You always wonder, will this be the last time? Saying goodbye to the old house is like that, the house built by my great grandfather Thomas Pope before the turn of the last century and populated by my family ever since. It is an East Lake house, rather grand in its day with its five bedrooms, one always used as a storeroom, and dining room, parlor, and kitchen. The back porch is screened and has been the host of many family meals during hot summers. The front porch looks out onto a park lawn that once featured some of my grandmother’s flower gardens. The open screened doors, back and front, provide welcome cross ventilation in the farmhouse kitchen.

Five generations of my family were born, lived, and often died in this house. When my parents passed several years ago, my siblings and I embarked on the overwhelming task of cleaning it out. My family were not hoarders, but they were caught in the intersection of changing times, and they kept everything from both of their families, storing it in the storeroom and attic, closets and basement, pantry and every possible nook and cranny. As my husband said, no one ever really moved out! There were letters between relatives 150 years ago, journals of the first family settlers in Old Stonington in the early 1800’s, newspapers from the first and second world wars and other pivotal events, valentines, more letters, pieces of dead relatives’ hair, baby clothing of my father’s and uncles’, wedding dresses and suits,  school books and notes of generations, library books from the old Washington schoolhouse, which was one half mile down the road and remodeled into the home I grew up in. Wooden desks, dishes of my parents, grandparents, great aunts and uncles, and great grandparents, desk contents from generations, and the list goes on and on. And while I have promised to never do this to my own children, a promise I hope that I can keep, I realize that this is also a sacred task, one that my parents were not up to and perhaps one that can be done only now, in this generation.

While I am certain that my own children and grandchildren do not want these generations of family heirlooms and junk transferred into their own attics for storage (should they ever have attics!), I am also aware these objects tell stories my descendants may need. So my siblings and I sort these personal items: the notebooks of Della, my grandmother’s youngest sister who died at age 10 during the 1890’s flu epidemic that also took her mother, my great grandmother, a few days later.  See? Here she printed her name with the funny little intimacies of her day that meant nothing then— until she died. My grandmother, a teenager at the time she lost them both, kept these booklets like precious jewels.

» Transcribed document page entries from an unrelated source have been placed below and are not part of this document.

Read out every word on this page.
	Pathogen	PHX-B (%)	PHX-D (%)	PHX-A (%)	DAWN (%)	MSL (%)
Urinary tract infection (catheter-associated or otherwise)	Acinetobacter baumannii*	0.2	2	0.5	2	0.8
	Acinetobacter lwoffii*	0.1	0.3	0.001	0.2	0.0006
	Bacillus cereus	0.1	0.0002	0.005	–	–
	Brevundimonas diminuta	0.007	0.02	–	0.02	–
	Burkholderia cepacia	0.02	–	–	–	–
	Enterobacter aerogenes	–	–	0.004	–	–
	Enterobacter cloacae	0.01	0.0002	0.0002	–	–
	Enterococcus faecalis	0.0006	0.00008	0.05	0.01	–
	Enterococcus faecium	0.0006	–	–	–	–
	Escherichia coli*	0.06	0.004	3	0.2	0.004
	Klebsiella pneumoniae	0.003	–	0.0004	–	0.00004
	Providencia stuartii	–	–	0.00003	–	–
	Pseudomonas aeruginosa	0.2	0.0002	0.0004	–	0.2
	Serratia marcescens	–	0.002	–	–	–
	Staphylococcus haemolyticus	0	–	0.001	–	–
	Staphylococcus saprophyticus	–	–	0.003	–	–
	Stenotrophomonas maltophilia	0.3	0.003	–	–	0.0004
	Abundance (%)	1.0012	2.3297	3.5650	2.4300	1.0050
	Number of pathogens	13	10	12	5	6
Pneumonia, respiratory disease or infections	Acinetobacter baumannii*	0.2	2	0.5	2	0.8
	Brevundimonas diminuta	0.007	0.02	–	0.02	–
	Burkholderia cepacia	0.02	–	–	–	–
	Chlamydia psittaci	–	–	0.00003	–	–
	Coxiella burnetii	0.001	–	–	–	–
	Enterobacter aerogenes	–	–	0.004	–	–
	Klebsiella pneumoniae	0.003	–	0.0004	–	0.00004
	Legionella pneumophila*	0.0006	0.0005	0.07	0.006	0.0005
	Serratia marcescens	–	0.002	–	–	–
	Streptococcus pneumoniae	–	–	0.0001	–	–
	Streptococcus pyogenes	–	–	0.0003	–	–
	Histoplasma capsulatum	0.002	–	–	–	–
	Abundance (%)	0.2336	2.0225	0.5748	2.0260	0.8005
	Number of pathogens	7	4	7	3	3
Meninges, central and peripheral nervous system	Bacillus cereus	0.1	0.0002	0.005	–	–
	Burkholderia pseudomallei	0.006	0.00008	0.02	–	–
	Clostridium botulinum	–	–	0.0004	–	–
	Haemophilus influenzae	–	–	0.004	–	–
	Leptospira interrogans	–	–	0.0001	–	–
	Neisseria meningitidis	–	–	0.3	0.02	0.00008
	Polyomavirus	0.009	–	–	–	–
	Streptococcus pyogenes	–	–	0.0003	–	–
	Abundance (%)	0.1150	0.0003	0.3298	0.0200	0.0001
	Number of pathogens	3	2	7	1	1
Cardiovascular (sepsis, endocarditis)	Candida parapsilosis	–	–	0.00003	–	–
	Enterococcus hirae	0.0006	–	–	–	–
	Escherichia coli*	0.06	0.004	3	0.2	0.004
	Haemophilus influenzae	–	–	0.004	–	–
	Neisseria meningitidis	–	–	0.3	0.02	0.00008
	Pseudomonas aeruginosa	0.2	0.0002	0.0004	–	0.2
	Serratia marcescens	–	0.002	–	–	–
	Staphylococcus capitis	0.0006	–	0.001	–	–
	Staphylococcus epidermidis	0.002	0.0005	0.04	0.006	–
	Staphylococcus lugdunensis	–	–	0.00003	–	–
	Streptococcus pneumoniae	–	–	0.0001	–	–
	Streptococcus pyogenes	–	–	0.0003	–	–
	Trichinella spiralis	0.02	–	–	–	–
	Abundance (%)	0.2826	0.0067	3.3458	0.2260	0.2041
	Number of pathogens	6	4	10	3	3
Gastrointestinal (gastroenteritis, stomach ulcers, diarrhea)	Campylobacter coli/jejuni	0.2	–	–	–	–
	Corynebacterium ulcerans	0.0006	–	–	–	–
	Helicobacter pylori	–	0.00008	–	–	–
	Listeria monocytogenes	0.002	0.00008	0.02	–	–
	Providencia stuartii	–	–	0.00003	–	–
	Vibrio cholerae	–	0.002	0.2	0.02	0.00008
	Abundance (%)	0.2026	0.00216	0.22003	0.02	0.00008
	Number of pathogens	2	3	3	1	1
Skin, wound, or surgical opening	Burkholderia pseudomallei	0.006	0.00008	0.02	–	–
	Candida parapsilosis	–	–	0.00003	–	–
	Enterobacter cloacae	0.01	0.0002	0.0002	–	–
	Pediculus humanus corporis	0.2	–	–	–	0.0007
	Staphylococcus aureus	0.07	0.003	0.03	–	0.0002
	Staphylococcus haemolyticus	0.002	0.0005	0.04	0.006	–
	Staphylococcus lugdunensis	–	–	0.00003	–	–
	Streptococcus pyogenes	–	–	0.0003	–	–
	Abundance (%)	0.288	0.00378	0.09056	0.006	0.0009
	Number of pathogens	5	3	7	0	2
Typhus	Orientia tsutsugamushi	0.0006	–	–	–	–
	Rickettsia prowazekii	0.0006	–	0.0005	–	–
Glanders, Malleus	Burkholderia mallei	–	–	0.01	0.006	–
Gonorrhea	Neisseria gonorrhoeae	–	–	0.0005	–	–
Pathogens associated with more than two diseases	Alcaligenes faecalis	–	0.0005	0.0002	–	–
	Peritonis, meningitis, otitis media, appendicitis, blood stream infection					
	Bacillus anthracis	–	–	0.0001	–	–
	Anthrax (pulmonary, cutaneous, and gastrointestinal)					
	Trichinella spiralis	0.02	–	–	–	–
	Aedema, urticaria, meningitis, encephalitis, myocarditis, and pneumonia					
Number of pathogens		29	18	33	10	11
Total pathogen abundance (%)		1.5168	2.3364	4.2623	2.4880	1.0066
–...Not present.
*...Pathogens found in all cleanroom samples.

I told my sister, it’s not the objects, it’s the stories we need to save for our children and grandchildren and great grandchildren, stories gleaned from these fragments of letters and objects. That’s our job. The story of how before tiling and draining the prairie for farming, there was a lake between Blue Mound and Stonington that you could ride a horse into. How when my paternal grandmother was a girl, the prairie chickens blackened the sky at times, prairie chickens not seen in these parts for decades. How my paternal grandfather dealt with a biting mule. How my maternal great grandmother sat on the lap of her Springfield neighbor Abraham Lincoln when she was a little girl. (My great niece Clare, aged 4, loves to tell this story!)

So if my sister has to sell the house she chose to be her inheritance, we will deconsecrate it, but like the living flame that is removed to new premises, the stories of our family will live on. I look back at the house as I leave this time, the air so thick with humidity that you can almost swim. Here’s the mock orange my mother loved to use for bouquets and the iron pot my grandmother planted petunias in each summer. The pump by the back door where my great grandmother, and grandmother, and father, and I drew water, and the summer kitchen where the women cooked for the men when they came in at noon. My siblings, cousins, and I will write these stories for our grandchildren and nieces and nephews. We will leave the stories, their inheritance, that they can suck the marrow from them. May it take generations.